In Bezug auf Beziehungen fand ich diesen Satz gut:
„One of the reasons they had become such good friends originally was because she had not insisted he tell his sad stories to satisfy her own curiosity.“ (S. 63)
Diese Idee, man müsste sich alles sagen und an allem teilhaben lassen und nur noch als Paar existieren, ist schwierig aus dem eigenen Kopf oder Herz rauszubekommen. So habe ich den Satz jedenfalls für mich gelesen. Genau wie diesen:
„There were so many people who could be your lover, but, if she was honest with herself, there were relatively few people who could move you creatively.“ (S. 217)
Auch da wieder eine Anspielung auf die überhöhte romantische Idee, der Partner oder die Partnerin müsste alles für einen sein anstatt auch Dinge an Freunde und Freundinnen oder Bekannte oder One-Night-Stands oder das Internet auszulagern. Was das Wichtigste an der eigenen Paarbeziehung ist, ist persönlich und entspricht selten dem Hollywood-Standard. (Der kann eh mal weg.)

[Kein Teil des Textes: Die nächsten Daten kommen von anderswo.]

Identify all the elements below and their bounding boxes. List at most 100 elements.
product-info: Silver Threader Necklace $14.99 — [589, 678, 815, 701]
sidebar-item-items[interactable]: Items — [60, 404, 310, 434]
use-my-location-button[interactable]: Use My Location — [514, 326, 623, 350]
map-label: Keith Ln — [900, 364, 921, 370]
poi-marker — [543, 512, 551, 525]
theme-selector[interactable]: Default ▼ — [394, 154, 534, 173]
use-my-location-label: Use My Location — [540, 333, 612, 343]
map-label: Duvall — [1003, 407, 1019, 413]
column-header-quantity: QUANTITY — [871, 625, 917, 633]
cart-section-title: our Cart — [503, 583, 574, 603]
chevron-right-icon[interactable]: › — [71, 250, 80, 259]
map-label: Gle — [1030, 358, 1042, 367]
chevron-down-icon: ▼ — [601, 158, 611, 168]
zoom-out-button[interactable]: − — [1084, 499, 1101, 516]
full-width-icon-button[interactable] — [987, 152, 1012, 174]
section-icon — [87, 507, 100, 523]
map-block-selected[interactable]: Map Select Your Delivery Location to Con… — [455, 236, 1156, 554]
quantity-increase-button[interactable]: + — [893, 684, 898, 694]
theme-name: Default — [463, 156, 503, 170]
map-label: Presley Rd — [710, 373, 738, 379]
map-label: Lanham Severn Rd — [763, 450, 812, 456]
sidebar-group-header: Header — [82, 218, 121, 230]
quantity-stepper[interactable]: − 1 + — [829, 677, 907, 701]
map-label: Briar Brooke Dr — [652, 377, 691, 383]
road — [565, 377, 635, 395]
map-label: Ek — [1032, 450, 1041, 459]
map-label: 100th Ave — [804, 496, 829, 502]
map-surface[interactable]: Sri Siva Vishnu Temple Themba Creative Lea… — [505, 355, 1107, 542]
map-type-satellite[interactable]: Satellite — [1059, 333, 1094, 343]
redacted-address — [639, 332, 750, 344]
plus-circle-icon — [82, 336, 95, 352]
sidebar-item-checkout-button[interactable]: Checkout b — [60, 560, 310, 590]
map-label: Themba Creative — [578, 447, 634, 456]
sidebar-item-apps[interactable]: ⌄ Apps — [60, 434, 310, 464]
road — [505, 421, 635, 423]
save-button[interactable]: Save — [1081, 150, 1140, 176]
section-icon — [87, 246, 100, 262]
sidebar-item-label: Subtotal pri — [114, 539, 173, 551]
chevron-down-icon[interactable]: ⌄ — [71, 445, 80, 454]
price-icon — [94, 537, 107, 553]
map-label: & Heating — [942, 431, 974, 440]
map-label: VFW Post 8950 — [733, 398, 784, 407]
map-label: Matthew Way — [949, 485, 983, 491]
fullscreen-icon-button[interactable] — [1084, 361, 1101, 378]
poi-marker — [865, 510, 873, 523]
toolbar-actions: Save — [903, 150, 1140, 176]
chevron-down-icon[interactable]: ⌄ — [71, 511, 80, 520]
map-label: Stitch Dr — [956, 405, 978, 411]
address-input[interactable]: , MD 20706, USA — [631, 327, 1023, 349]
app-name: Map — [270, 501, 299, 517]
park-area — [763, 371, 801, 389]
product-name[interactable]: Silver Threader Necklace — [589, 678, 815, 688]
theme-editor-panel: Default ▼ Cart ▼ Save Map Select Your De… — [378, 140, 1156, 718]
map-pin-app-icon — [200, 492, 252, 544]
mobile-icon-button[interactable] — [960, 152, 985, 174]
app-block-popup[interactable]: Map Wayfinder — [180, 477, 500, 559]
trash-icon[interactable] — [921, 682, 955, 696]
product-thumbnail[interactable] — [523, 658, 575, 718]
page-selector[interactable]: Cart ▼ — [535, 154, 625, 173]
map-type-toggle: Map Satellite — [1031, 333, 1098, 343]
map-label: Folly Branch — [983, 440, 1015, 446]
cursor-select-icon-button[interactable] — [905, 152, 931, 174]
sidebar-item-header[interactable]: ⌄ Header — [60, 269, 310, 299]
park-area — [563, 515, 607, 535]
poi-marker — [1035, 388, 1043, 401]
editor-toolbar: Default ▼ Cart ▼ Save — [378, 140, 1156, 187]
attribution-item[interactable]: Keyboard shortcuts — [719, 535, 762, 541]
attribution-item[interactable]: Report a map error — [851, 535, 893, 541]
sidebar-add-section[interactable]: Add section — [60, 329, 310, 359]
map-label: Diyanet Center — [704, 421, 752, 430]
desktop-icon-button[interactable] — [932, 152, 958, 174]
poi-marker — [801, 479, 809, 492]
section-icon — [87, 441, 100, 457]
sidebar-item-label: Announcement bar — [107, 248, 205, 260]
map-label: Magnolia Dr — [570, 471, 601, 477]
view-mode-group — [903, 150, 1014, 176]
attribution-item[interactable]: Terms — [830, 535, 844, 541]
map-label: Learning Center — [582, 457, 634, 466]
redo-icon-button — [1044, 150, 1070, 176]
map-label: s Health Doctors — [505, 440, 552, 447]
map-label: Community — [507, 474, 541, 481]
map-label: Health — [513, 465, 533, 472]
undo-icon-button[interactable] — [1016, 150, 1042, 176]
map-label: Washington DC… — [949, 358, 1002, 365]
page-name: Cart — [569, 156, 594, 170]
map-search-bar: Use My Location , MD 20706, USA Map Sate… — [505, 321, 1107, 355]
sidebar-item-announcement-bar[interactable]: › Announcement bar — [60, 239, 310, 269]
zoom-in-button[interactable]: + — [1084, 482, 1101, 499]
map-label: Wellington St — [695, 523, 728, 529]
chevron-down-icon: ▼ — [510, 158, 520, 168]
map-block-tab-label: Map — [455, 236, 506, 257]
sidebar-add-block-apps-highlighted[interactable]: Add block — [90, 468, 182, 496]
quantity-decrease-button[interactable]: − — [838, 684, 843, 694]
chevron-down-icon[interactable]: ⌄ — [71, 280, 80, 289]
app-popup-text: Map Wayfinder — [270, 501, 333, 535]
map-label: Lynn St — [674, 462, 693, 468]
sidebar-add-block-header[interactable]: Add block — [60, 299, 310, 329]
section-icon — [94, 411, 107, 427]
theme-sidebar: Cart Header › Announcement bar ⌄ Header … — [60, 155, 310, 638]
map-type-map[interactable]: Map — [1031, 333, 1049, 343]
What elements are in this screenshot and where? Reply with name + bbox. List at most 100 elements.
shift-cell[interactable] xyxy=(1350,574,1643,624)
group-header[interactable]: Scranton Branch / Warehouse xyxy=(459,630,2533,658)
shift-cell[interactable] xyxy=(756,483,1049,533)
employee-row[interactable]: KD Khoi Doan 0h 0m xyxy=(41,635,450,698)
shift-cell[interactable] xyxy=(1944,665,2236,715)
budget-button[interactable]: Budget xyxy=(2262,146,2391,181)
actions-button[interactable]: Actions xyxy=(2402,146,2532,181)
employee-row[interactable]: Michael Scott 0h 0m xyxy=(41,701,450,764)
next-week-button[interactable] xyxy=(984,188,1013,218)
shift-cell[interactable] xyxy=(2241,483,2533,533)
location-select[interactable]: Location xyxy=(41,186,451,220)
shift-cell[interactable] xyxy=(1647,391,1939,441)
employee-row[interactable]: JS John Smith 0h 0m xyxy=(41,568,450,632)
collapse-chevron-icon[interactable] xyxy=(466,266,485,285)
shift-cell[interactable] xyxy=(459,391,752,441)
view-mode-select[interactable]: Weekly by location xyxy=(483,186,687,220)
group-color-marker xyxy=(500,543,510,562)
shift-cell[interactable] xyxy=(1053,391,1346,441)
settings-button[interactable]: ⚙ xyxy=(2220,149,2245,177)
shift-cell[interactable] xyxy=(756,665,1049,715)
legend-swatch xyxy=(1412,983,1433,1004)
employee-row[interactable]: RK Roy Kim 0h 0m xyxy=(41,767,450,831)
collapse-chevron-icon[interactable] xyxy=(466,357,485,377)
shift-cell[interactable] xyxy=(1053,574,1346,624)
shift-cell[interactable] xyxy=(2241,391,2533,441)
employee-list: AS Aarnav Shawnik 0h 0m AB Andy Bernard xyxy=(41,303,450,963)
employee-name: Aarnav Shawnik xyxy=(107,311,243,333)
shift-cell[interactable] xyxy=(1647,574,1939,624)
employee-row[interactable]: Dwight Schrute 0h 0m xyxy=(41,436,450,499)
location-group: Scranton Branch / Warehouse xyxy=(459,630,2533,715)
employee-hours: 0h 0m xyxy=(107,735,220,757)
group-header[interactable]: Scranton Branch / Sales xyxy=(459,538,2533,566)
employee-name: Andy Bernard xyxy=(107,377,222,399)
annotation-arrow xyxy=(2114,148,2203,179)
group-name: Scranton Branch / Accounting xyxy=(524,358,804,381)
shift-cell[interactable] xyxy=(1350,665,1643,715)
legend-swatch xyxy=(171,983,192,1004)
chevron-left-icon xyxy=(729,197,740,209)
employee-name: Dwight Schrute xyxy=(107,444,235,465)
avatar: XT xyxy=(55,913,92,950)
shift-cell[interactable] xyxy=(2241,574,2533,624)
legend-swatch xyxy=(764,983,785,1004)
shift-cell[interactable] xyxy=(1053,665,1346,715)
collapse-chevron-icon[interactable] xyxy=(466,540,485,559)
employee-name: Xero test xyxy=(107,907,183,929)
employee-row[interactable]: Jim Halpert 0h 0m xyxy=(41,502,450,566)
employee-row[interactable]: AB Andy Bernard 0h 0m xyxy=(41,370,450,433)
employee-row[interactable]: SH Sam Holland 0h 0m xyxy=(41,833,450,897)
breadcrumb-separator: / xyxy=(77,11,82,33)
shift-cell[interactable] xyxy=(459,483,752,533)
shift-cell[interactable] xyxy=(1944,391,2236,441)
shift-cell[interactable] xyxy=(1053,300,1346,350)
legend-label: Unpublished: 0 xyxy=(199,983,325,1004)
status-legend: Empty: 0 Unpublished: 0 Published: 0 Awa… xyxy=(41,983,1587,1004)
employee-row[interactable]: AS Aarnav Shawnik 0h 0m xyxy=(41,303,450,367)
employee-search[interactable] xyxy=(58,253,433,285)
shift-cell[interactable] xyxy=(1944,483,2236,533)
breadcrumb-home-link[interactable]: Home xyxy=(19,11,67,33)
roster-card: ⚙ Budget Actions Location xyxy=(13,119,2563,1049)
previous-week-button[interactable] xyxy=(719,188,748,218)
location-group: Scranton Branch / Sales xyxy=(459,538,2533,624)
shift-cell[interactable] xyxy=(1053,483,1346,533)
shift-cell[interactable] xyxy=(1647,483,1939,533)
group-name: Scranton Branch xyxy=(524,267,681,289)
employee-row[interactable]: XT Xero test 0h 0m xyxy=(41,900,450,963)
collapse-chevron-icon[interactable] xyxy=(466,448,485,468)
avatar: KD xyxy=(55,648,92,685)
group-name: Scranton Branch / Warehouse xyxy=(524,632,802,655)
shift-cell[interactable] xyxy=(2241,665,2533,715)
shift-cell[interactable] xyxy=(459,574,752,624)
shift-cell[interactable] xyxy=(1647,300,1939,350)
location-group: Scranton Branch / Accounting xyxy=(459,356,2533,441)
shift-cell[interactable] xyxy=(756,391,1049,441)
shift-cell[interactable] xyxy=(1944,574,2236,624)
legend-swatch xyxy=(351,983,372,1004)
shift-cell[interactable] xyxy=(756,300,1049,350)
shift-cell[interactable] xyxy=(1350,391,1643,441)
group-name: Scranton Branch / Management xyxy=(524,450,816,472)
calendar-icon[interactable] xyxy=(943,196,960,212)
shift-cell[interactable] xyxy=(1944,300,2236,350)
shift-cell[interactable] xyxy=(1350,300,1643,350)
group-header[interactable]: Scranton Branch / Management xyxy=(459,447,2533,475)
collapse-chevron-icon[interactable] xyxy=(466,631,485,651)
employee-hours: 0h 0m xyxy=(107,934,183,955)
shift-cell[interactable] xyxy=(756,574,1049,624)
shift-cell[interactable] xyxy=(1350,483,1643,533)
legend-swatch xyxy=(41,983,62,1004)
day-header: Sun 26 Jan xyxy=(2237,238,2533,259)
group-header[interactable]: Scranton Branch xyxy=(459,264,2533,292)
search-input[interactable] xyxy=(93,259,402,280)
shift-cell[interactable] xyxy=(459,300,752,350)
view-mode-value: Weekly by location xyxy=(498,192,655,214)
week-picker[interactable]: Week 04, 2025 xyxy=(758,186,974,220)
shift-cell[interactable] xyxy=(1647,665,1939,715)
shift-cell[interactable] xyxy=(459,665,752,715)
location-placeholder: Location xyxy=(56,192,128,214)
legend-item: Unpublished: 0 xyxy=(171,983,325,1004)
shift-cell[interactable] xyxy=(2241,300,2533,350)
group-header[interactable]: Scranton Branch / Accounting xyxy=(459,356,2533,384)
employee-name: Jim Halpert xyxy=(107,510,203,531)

Für mich war das Buch weit mehr als „nur“ ein Buch über Freundschaft. Ich mochte auch den Hintergrund der Videospiele, bei dem ich eigentlich befürchtet hatte, er würde über meinen Kopf gehen, weil ich nur Candy Crush, Farmville und Animal Crossing spiel(t)e; schon Sim City ging mir auf die Nerven, weil ich zu wenig Kontrolle hatte. Aber nach diesem Buch möchte ich dringend eine Playstation haben. Ein eher unerwarteter Leseeffekt.